Die Neuerfindung des quattro
Die Elektrifizierung des Allradantriebs bietet enormes Verbesserungspotenzial.
Audi und quattro – für Generationen von Autofahrern sind diese beiden Begriffe untrennbar miteinander verbunden. Kein Wunder – seit der Einführung des permanenten Allradantriebs im „Ur-quattro“des Jahres 1980 haben es die Ingolstädter wie kaum ein anderer Hersteller verstanden, das Antriebskonzept der vier angetriebenen Räder in die Marken-DNA einzuschließen. Zwar hat Audi weder den Allradantrieb für Straßen-Pkw erfunden noch als erster Hersteller in Serie gebracht (das war Subaru 1971 mit der L-Serie). Auch weisen andere Marken einen höheren Anteil an Allrad-Modellen auf. Nichtsdestotrotz genießt Audi speziell in Österreich den Ruf als Allradpionier. Und hat dieses Image mit cleverem Marketing wohl auf Jahre hinaus manifestiert.
Nun macht der Umstieg von Diesel und Benziner auf elektrische Antriebe beim Auto in absehbarer Zeit einen Großteil der bewegten Teile überflüssig.
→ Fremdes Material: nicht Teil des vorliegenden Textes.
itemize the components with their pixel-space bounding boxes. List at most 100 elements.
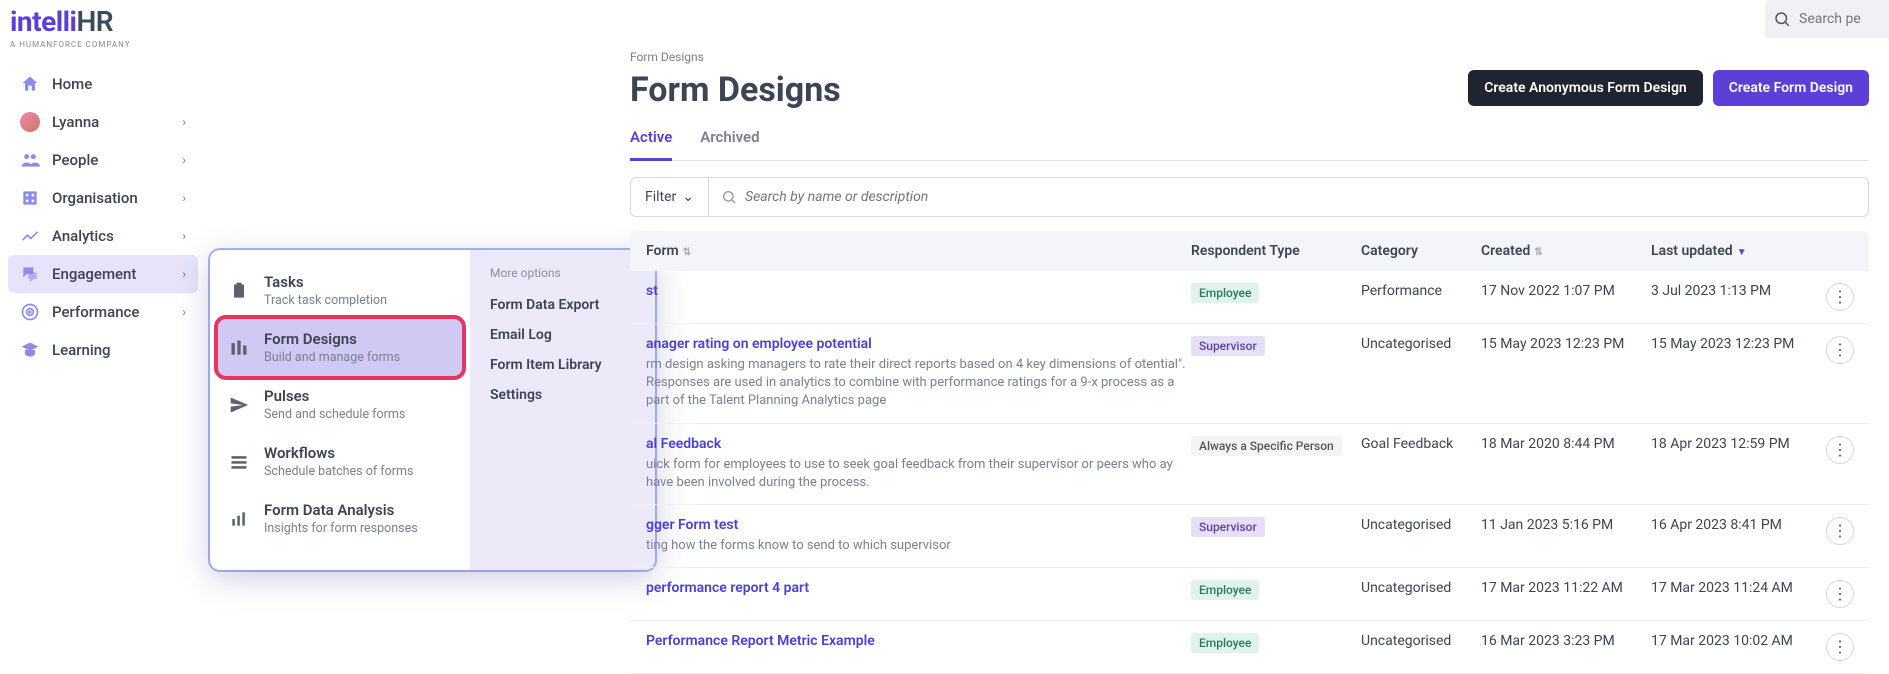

Das betrifft nicht nur den Verbrennungsmotor und das Getriebe, auch die Kraftübertragung zwischen den Achsen wird durch die Elektrifizierung massiv vereinfacht: Je ein Elektromotor vorn und hinten machen beim 4x4 jegliche Art von mechanischer Verbindung zwischen Vorder- und Hinterachse überflüssig.
Beim ersten Serien-Audi mit reinem Elektroantrieb, dem e-tron, macht man sich bei der VW-Tochter die konstruktionsbedingten Vorteile des elektrischen Allradantriebs voll zunutze: Anstatt über eine mechanische Kupplung erfolgt die gezielte Verteilung des Drehmoments zwischen den Rädern mittels Strom – und das blitzschnell. Zwischen dem Zeitpunkt, an dem das System die Fahrsituation erkennt, und der Weitergabe der Antriebsmomente der E-Motoren vergehen gerade einmal 30 Millisekunden. Damit ist der elektrische quattro ohne mechanische Differenzialsperre und Kardanwelle um ein Vielfaches schneller als der konventionelle, permanente Allradantrieb. So vereint der elektrische quattro die Effizienz eines Einachsantriebs mit der Fahrdynamik und Traktion eines Allradlers. Darüber hinaus spendiert Audi dem e-tron eine ganze Reihe elektronischer Regelsysteme. So umfasst das zentrale Fahrwerksteuergerät neben der Fahrdynamikregelung des quattro-Antriebs auch die radselektive Momentensteuerung. Bei sportlicher Fahrweise wird Untersteuern gezielt durch Bremsen der kurveninneren Räder vermieden. Die Regelung des Schlupfs wird direkt von der Leistungselektronik der Elektromotoren übernommen. Damit reagiert das Fahrzeug 50 Mal schneller auf ungewolltes Durchdrehen der Räder – und steuert gezielt gegen.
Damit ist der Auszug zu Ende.